One library that's founded on the idea of sandboxes is YUI3. The basic unit of the application is a YUI instance sandbox:
var Y = YUI(); // creates a configurable YUI instance
// Creates a sandbox for one part of your application,
// including the 'node' module.
Y.use('node', function(Z) {
// Z is a YUI instance that's specific to this sandbox.
// Operations inside it are protected from outside code
// unless exposed explicitly. Any modules you request in
// use statement will be separately instanced just for
// this sandbox (in this case, the 'node' module)
//
// That way, if another part of your application decides
// to delete Z.Node (or worse, replace it with a
// malicious proxy of Z.Node) the code you've written
// here won't be affected.
});
The advantages of sandboxes are primarily to reduce application complexity: since sandboxes are immutable, they're much easier to reason about and verify. They also improve runtime security, since a well-designed sandbox should be able to operate as a black box to other scripts running on the page. It does not prevent against all possible attacks, but it protects against many of the simple ones.
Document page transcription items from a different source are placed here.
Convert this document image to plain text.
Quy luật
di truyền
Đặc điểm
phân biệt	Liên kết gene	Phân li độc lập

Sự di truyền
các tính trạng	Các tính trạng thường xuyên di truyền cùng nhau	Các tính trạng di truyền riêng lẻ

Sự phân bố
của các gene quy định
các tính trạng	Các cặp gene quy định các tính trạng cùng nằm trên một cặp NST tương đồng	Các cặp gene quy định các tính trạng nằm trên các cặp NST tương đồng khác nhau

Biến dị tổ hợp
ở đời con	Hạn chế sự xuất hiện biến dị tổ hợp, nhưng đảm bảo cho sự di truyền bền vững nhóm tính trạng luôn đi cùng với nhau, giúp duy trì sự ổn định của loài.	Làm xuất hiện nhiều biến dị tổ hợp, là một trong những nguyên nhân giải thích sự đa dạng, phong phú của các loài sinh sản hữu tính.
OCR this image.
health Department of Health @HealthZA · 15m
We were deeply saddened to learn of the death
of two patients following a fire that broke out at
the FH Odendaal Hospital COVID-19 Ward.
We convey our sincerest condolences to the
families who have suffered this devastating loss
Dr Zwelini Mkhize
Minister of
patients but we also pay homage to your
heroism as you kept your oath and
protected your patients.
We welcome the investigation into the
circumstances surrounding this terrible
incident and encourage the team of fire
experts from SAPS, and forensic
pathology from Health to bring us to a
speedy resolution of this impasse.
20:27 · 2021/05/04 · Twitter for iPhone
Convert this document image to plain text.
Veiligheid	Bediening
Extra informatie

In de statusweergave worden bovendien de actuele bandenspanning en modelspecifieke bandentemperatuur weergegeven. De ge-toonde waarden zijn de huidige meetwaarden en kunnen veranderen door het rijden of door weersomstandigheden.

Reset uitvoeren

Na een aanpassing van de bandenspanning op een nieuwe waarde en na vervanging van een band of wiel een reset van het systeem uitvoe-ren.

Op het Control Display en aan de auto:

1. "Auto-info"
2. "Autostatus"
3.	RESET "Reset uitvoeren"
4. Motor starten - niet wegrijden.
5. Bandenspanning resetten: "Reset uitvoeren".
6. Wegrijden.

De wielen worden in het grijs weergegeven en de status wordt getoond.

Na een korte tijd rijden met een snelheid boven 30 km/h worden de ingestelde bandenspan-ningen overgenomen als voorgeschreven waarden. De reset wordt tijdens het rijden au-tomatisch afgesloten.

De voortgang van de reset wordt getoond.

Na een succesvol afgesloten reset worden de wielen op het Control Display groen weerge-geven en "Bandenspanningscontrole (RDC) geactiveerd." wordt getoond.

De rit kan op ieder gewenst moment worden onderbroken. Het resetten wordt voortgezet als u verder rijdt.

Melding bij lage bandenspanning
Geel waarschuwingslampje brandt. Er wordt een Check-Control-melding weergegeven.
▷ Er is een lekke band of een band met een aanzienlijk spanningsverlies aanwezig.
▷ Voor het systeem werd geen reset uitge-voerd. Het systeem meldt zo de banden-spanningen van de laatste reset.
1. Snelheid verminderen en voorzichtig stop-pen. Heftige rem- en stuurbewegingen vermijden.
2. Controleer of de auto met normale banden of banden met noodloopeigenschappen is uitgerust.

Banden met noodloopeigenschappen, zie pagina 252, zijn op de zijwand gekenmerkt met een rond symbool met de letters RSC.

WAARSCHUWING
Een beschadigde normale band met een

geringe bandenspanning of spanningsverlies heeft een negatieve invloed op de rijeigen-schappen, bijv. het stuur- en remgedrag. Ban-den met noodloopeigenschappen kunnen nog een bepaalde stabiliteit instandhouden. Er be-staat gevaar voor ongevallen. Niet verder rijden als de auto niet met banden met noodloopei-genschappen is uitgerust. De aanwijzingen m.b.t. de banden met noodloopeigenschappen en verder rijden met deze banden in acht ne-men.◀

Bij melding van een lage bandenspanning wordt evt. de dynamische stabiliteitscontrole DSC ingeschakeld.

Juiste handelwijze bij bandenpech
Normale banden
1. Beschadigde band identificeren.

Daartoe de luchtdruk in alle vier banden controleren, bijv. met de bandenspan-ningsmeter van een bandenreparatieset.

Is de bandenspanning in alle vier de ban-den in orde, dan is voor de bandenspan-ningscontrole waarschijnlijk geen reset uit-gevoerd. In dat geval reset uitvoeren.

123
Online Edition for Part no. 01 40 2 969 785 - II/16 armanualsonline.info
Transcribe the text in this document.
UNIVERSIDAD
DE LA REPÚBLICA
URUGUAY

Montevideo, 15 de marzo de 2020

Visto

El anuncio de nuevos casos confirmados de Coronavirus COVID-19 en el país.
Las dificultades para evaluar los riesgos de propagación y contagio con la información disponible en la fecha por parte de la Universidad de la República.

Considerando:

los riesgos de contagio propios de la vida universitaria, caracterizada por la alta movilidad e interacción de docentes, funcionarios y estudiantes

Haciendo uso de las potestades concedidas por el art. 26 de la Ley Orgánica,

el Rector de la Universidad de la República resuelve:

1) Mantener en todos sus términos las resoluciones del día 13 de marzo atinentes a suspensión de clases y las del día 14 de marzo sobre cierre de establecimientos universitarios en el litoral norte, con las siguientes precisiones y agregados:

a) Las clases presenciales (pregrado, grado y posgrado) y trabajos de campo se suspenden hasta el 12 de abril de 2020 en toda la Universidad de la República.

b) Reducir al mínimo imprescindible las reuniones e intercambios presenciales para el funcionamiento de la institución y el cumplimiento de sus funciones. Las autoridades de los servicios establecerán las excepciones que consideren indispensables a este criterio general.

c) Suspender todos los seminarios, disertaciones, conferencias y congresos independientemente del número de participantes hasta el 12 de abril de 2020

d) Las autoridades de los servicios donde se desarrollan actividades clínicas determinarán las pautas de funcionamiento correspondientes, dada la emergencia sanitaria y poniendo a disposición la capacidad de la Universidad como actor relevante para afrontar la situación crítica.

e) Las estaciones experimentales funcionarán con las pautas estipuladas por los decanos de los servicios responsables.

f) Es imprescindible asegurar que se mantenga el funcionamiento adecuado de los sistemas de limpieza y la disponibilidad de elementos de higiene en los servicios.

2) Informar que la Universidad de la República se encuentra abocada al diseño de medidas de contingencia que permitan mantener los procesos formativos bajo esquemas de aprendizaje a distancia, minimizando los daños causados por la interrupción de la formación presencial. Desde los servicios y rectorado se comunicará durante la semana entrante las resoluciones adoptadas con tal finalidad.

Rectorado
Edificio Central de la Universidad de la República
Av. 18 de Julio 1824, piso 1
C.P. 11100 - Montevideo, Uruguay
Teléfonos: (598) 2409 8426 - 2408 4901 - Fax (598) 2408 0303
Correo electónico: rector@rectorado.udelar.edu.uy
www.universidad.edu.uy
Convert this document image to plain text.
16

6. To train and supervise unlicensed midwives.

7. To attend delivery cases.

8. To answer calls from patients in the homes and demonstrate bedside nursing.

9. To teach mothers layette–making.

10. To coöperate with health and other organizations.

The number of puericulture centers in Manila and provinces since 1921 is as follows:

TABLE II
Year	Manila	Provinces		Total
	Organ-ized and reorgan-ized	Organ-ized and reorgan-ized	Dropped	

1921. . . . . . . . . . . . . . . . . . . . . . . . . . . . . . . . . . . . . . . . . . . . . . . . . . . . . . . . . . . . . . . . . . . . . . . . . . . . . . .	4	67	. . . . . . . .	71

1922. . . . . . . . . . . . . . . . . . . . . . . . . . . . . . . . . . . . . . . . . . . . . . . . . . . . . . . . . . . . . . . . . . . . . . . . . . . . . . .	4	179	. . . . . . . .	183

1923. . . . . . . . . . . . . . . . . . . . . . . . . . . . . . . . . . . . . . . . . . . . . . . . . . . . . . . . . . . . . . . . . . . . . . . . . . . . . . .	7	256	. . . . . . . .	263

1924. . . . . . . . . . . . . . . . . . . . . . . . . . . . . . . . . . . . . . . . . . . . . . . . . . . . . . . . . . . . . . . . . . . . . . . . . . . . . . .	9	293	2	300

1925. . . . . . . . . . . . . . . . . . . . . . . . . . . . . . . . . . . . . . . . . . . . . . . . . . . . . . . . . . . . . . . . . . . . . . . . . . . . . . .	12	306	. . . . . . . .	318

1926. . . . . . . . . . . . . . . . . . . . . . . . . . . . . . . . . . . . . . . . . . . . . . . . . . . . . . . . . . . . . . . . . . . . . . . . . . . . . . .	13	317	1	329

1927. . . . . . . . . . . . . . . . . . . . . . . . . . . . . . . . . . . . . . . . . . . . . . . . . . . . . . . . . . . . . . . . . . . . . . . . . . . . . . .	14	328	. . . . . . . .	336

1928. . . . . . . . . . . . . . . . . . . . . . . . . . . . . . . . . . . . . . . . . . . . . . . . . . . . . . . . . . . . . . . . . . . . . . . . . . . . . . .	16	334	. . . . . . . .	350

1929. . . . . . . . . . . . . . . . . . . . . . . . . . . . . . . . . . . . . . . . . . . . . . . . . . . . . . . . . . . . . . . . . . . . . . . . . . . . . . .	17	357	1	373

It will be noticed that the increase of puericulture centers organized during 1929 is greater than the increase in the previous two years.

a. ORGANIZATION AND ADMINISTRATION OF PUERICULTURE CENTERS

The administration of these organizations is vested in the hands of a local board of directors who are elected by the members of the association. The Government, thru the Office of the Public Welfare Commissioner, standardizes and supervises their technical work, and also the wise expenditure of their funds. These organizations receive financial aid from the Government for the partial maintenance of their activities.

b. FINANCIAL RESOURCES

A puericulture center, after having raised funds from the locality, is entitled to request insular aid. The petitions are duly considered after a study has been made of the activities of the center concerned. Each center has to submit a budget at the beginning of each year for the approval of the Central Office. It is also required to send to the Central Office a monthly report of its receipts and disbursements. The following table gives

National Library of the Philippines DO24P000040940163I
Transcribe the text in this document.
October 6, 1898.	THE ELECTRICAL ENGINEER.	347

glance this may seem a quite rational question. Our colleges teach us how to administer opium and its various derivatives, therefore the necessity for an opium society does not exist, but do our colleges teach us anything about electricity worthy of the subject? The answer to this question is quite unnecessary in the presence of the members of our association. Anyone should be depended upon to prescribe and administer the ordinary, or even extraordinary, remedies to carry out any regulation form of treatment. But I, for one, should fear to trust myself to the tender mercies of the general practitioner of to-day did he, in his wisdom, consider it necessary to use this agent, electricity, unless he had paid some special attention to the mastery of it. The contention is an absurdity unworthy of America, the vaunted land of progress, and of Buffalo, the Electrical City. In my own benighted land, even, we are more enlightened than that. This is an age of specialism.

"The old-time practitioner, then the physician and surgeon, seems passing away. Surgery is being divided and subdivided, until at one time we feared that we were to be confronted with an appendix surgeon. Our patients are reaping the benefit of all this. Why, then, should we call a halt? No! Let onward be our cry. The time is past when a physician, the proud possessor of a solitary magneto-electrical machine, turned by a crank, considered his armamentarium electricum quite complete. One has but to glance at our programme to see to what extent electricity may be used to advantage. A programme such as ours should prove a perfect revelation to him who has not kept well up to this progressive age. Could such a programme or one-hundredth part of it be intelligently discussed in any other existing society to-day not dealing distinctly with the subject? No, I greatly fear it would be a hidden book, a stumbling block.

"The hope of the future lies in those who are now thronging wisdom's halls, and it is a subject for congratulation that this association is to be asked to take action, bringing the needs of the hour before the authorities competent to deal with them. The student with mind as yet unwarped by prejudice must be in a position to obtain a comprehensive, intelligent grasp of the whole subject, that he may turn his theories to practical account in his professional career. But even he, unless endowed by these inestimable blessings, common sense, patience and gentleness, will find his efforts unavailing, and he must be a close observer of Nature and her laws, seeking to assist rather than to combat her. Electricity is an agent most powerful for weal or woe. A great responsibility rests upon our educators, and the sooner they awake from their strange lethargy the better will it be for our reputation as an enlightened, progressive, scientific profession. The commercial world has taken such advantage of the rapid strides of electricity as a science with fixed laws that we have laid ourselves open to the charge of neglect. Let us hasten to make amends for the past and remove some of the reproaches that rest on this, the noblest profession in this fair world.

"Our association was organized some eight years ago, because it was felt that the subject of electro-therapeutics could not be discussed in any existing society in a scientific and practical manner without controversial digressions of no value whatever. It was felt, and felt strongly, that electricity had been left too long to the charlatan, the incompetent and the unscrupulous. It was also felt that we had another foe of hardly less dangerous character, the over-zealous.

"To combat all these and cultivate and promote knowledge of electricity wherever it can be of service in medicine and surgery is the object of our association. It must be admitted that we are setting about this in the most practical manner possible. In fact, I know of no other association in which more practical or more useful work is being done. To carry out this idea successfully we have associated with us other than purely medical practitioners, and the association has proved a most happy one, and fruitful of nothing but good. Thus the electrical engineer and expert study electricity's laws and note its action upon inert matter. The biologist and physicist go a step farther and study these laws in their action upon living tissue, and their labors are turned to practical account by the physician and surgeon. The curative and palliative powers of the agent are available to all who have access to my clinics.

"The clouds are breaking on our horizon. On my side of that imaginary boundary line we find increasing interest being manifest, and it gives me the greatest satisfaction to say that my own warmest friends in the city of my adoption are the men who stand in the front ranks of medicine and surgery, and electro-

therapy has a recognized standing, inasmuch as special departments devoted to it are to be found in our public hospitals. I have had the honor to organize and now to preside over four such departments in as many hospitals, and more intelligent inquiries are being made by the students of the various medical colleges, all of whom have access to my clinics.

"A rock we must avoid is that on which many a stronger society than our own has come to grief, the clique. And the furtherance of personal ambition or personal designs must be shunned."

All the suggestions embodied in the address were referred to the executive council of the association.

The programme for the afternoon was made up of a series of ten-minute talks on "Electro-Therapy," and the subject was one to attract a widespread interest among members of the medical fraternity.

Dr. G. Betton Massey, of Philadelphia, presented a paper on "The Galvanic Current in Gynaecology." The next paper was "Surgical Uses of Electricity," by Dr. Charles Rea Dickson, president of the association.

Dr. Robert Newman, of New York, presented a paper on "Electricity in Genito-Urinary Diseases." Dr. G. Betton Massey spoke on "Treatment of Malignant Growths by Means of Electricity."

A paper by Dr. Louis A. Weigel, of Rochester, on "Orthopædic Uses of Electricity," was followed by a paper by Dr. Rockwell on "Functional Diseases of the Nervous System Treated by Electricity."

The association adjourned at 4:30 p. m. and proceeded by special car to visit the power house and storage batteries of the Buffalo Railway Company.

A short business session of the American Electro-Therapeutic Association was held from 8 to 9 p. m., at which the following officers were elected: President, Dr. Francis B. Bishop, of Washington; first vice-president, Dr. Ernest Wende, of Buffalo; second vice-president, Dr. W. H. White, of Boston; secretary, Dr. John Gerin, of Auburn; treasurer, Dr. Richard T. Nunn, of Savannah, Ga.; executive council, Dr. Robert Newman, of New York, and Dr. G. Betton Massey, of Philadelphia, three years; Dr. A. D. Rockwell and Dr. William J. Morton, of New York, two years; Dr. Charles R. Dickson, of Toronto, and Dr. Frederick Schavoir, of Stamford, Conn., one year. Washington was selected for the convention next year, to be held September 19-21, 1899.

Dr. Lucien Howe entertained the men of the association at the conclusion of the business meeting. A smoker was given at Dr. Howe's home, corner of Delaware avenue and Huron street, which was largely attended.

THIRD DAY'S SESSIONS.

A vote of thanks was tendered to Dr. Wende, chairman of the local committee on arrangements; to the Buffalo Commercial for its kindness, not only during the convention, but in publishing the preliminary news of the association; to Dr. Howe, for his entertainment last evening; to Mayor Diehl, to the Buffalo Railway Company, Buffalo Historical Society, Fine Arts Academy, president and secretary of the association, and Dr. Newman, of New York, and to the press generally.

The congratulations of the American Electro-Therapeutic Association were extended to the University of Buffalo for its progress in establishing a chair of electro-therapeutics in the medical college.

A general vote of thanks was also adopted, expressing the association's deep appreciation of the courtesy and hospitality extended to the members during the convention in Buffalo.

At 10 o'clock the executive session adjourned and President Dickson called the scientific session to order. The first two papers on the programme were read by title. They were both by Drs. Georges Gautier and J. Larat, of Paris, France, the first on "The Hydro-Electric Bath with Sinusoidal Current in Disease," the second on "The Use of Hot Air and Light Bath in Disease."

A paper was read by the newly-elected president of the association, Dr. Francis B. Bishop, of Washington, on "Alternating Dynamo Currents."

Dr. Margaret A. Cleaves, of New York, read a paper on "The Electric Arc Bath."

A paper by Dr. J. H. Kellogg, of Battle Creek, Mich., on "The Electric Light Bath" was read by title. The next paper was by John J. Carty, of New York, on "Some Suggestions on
Sandboxing creates a limited scope for the script to use. Assuming you're coding for a website, t's worth sandboxing to avoid making edits to a live site when you are uncertain about whether they will work exactly as you expect - and it's impossible to be truly certain without testing. Even if it works properly, if there's a chance of you making a series of alterations to the JS until you've got it tweaked the way you like, you could easily disrupt anyone attempting to use the site while you're updating it.
It's also much easier to tell what's broken when you break things, because of the limited nature of the sandbox.